With all due respect: this is disingenuous. The argument is not and has never been that it is impossible for small market teams to compete at all, ever. Of course, if you cherry pick the moments in time that suit your original opinion, you can find examples that run counter to what’s happening. Especially if you’re using standings at one-third of the way through a single season. If I’m allowed to cherry pick examples, I can prove to you that Harrison Ford can’t open a movie. I can prove anything.
But the argument is really this: small markets are at a very significant disadvantage over any substantial period of time. Teams that can and do spend more money will, over time and all other things being equal, win much more consistently than teams that spend less. This is the definition of lack of parity.
Let’s see how well it holds up. I just took about an hour and calculated the combined wins for every major league team for the last 10 years (not counting this year, so it’s for 2001-2010). I also calculated the total salary, in millions, of each team’s opening day roster for each of the same ten years.
Here’s the top ten, by wins:
New York (AL): 973
Boston: 924
St. Louis: 904
Anaheim: 898
Atlanta: 888
Minnesota: 888
Philadelphia: 882
Oakland: 880
San Francisco: 850
Chicago (AL): 850
Of those 10 teams, seven (NYY, BOS, STL, ANA, ATL, PHI, SF) are in the top 10 for aggregate payroll over the period. An eighth (CHW) was 11th overall for payroll.
Of the remaining three teams in the top 10 for payroll, the Dodgers finished 11th in wins, the Mets 15th, and the Chicago Cubs 13th. Thus no team with a top 10 payroll over a 10-year period has finished worse than 15th in total wins.
Now let’s look at the bottom ten by wins:
Kansas City Royals: 662
Pittsburgh Pirates: 669
Baltimore Orioles: 690
Washington Nationals (Montreal Expos): 713
Tampa Bay Rays: 721
Detroit Tigers: 731
Milwaukee Brewers: 745
Cincinatti Reds: 757
San Diego Padres: 783
Arizona Diamondbacks: 785
Of these ten, seven (CIN, MIL, SD, KC, WAS, PITT, and TB) were in the bottom ten with respect to payroll. Arizona was 16th. Detroit was 13th. Baltimore was 17th.
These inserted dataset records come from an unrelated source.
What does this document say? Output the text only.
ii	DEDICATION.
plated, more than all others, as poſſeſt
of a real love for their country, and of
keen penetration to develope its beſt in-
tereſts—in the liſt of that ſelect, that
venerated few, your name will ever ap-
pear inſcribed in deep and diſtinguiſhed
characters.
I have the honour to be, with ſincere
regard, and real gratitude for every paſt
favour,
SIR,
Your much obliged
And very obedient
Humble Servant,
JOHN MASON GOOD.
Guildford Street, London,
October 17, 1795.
A pattern is developing here. There are definite outliers on both ends. Minnesota and Oakland both managed to place in the top 10 of wins while simultaneously being in the bottom ten of payrolls; over a ten-year span that’s incredibly impressive in light of the data. The Mets and Cubs, third and fifth in terms of spending, respectively, barely made the top half of the league (though it should be noted that no top 10 payroll finished out of the top half of the league, and in fact only three teams with top 15 payrolls did not finish in the top 15 with respect to wins).
So I went and calculated the (approximate) cost of a win for each team over this 10-year period. This resulted in some interesting numbers, which I’m trying to figure out. The Yankees (1.82M/win), Red Sox (1.34M), and Mets (1.41M) are grotesque outliers on the top end, the former two because they spent so much and the latter because they fell so short of expectations.
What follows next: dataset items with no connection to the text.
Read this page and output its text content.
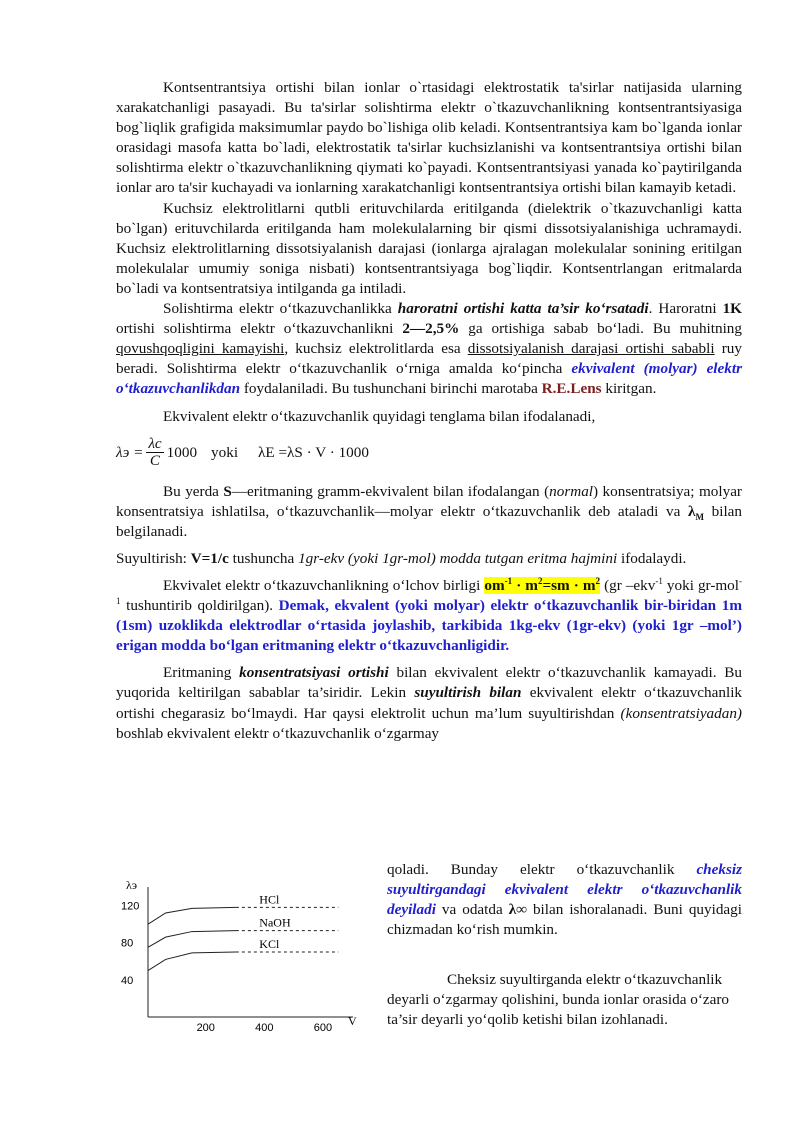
Kontsentrantsiya ortishi bilan ionlar o`rtasidagi elektrostatik ta'sirlar natijasida ularning xarakatchanligi pasayadi. Bu ta'sirlar solishtirma elektr o`tkazuvchanlikning kontsentrantsiyasiga bog`liqlik grafigida maksimumlar paydo bo`lishiga olib keladi. Kontsentrantsiya kam bo`lganda ionlar orasidagi masofa katta bo`ladi, elektrostatik ta'sirlar kuchsizlanishi va kontsentrantsiya ortishi bilan solishtirma elektr o`tkazuvchanlikning qiymati ko`payadi. Kontsentrantsiyasi yanada ko`paytirilganda ionlar aro ta'sir kuchayadi va ionlarning xarakatchanligi kontsentrantsiya ortishi bilan kamayib ketadi.

Kuchsiz elektrolitlarni qutbli erituvchilarda eritilganda (dielektrik o`tkazuvchanligi katta bo`lgan) erituvchilarda eritilganda ham molekulalarning bir qismi dissotsiyalanishiga uchramaydi. Kuchsiz elektrolitlarning dissotsiyalanish darajasi (ionlarga ajralagan molekulalar sonining eritilgan molekulalar umumiy soniga nisbati) kontsentrantsiyaga bog`liqdir. Kontsentrlangan eritmalarda bo`ladi va kontsentratsiya intilganda ga intiladi.

Solishtirma elektr o‘tkazuvchanlikka haroratni ortishi katta ta’sir ko‘rsatadi. Haroratni 1K ortishi solishtirma elektr o‘tkazuvchanlikni 2—2,5% ga ortishiga sabab bo‘ladi. Bu muhitning qovushqoqligini kamayishi, kuchsiz elektrolitlarda esa dissotsiyalanish darajasi ortishi sababli ruy beradi. Solishtirma elektr o‘tkazuvchanlik o‘rniga amalda ko‘pincha ekvivalent (molyar) elektr o‘tkazuvchanlikdan foydalaniladi. Bu tushunchani birinchi marotaba R.E.Lens kiritgan.

Ekvivalent elektr o‘tkazuvchanlik quyidagi tenglama bilan ifodalanadi,

$\lambda э = \frac{\lambda c}{C} 1000$ yoki λE =λS · V · 1000

Bu yerda S—eritmaning gramm-ekvivalent bilan ifodalangan (normal) konsentratsiya; molyar konsentratsiya ishlatilsa, o‘tkazuvchanlik—molyar elektr o‘tkazuvchanlik deb ataladi va $\lambda_M$ bilan belgilanadi.

Suyultirish: V=1/c tushuncha 1gr-ekv (yoki 1gr-mol) modda tutgan eritma hajmini ifodalaydi.

Ekvivalet elektr o‘tkazuvchanlikning o‘lchov birligi $om^{-1} \cdot m^2=sm \cdot m^2$ (gr –ekv$^{-1}$ yoki gr-mol$^{-1}$ tushuntirib qoldirilgan). Demak, ekvalent (yoki molyar) elektr o‘tkazuvchanlik bir-biridan 1m (1sm) uzoklikda elektrodlar o‘rtasida joylashib, tarkibida 1kg-ekv (1gr-ekv) (yoki 1gr –mol’) erigan modda bo‘lgan eritmaning elektr o‘tkazuvchanligidir.

Eritmaning konsentratsiyasi ortishi bilan ekvivalent elektr o‘tkazuvchanlik kamayadi. Bu yuqorida keltirilgan sabablar ta’siridir. Lekin suyultirish bilan ekvivalent elektr o‘tkazuvchanlik ortishi chegarasiz bo‘lmaydi. Har qaysi elektrolit uchun ma’lum suyultirishdan (konsentratsiyadan) boshlab ekvivalent elektr o‘tkazuvchanlik o‘zgarmay

qoladi. Bunday elektr o‘tkazuvchanlik cheksiz suyultirgandagi ekvivalent elektr o‘tkazuvchanlik deyiladi va odatda λ∞ bilan ishoralanadi. Buni quyidagi chizmadan ko‘rish mumkin.

Cheksiz suyultirganda elektr o‘tkazuvchanlik deyarli o‘zgarmay qolishini, bunda ionlar orasida o‘zaro ta’sir deyarli yo‘qolib ketishi bilan izohlanadi.

λэ
V
120
80
40
200	400	600
HCl
NaOH
KCl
Oakland (610K), Minnesota (650K), and to some extent Florida (470K) are the outliers on the other side. Not so much because of the low cost of a win - the actual low cost of a win was similar to that of a bunch of other teams, like San Diego (670K), Tampa (570K), or Washington (690K). No, Oakland and Minnesota (and Florida) are unique because they managed to sustain low cost-per-win numbers even at high numbrs of wins.
See, the numbers were suprisingly consistent across the league. With the exception of the outliers above on each end, teams with around 800 wins or fewer tended to have cost-per-win ranging from 60K to around 90K (but a much higher concentration on the low end of that scale). Teams with 800 wins or more tended to range from 95K to 1.2M.
This, to me, at least, strongly suggests a correlation between spending and long-term success. The two main exceptions to this rule on the low end, Oakland and Minnesota, are the two best-managed small market franchises in the league; the most prominent exception on the other end, the Mets, are a franchise in total disarray. So, OK, I’ll concede that absolutely outstanding management can lift a low-budget team up (though not into the very upper echelon) and absolutely terrible management can knock a high-budget team down (though not out of the top half of the league!). But most teams are not run by Billy Beane or Omar Minaya, and for the muddy middle of baseball, there is no parity - the spenders (New York, Boston, Anaheim, Atlanta, St. Louis) will dominate in the long run and the poverty-stricken (Kansas City, Pittsburgh, San Diego, Washington, and even Tampa Bay) will be unable to compete consistently over time.